# Thread: limiting cost and max problem!

1. ## limiting cost and max problem!

A closed cylindrical canister of 8pi cubic feet is to be made. It must stand between two partitions 8 feet apart in a room with a 8 ft. ceiling. If the cost of the top and bottom is $1 per square foot and the cost of the lateral surface of the cylinder is$2 per square foot, find the dimensions of the least expensive canister.

How would you draw a picture for this? And how would you solve this problem according to the min and max rates and such?
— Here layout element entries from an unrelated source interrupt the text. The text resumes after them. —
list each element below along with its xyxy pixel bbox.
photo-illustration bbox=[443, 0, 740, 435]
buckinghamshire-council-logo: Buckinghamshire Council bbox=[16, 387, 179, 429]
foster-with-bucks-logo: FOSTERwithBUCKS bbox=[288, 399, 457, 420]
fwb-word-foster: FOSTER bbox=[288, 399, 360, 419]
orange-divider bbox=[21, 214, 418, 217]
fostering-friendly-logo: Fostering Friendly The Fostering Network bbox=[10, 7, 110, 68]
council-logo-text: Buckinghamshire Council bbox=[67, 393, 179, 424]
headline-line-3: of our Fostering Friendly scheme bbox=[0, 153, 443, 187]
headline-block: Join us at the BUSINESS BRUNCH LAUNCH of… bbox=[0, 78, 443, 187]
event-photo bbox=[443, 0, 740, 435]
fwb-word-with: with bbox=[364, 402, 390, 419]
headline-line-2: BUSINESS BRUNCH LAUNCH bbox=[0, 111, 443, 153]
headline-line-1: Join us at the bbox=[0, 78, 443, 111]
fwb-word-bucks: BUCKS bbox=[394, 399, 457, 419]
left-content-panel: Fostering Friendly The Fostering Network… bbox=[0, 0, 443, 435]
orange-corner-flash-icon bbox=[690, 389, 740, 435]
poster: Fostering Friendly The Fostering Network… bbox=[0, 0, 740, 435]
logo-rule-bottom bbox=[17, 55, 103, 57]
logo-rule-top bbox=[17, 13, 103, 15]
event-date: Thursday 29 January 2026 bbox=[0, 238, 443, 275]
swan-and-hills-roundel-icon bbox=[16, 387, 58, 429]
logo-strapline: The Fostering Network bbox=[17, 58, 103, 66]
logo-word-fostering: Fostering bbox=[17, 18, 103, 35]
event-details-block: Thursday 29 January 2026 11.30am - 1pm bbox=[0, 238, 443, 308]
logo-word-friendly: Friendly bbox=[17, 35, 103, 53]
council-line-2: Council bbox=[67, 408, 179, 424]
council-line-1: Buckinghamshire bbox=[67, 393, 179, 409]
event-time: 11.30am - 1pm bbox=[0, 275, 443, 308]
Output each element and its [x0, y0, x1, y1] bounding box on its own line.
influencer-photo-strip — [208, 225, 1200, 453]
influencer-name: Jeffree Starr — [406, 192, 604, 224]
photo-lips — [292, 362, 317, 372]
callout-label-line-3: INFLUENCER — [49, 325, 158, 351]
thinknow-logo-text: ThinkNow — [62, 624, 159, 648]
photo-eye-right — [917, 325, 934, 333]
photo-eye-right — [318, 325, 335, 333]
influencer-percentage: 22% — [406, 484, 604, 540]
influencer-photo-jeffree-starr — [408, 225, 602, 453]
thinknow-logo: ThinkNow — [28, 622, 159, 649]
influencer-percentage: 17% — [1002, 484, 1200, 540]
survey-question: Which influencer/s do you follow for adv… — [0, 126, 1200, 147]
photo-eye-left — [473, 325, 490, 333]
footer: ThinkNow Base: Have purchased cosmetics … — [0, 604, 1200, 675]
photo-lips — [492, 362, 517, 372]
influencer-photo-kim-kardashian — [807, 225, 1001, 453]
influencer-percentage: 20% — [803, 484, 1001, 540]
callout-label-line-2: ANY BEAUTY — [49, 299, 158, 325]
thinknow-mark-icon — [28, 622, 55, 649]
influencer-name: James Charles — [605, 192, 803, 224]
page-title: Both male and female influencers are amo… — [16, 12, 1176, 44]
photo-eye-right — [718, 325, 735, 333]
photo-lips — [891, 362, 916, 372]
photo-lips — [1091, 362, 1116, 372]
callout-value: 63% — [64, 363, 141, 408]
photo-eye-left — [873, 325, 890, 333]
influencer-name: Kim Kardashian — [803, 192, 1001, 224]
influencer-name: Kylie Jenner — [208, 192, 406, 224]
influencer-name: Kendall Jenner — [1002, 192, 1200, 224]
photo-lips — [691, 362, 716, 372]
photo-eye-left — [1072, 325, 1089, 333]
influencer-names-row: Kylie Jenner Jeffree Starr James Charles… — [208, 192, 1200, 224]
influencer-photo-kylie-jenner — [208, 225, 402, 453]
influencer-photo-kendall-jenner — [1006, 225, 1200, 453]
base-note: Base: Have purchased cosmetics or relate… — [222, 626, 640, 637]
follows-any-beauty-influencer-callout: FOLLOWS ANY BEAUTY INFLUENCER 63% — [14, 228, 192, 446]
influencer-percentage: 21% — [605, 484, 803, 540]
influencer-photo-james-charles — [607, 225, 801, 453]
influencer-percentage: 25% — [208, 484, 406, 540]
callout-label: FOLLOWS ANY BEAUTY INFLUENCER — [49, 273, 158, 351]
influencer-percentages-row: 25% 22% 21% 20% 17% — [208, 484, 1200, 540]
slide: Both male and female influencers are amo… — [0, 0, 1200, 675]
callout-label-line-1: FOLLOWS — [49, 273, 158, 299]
Confused on where to start and how to get an answer?

2. Originally Posted by hotdogking
A closed cylindrical canister of 8pi cubic feet is to be made. It must stand between two partitions 8 feet apart in a room with a 8 ft. ceiling. If the cost of the top and bottom is $1 per square foot and the cost of the lateral surface of the cylinder is$2 per square foot, find the dimensions of the least expensive canister.

How would you draw a picture for this? And how would you solve this problem according to the min and max rates and such? Confused on where to start and how to get an answer?
It must stand between two partitions 8 feet apart in a room with a 8 ft. ceiling.

$h < 8$ , $r < 4
$

$\pi r^2 h = 8\pi$

$h = \frac{8}{r^2}
$

the cost of the top and bottom is $1 per square foot and the cost of the lateral surface of the cylinder is$2 per square foot

$C = (2\pi r^2)(1) + (2\pi r h)(2)$

sub in the expression for $h$ in terms of $r$ into the cost equation, find $\frac{dC}{dr}$ and minimize ... don't forget to note the room constraints.

3. when I sub in the equation should look like this right?
(2pir^2)(1) + (2pir(8/r^2)

so when i differentiate it would look like this
4(pi)5 dc/dr + (what would be here)?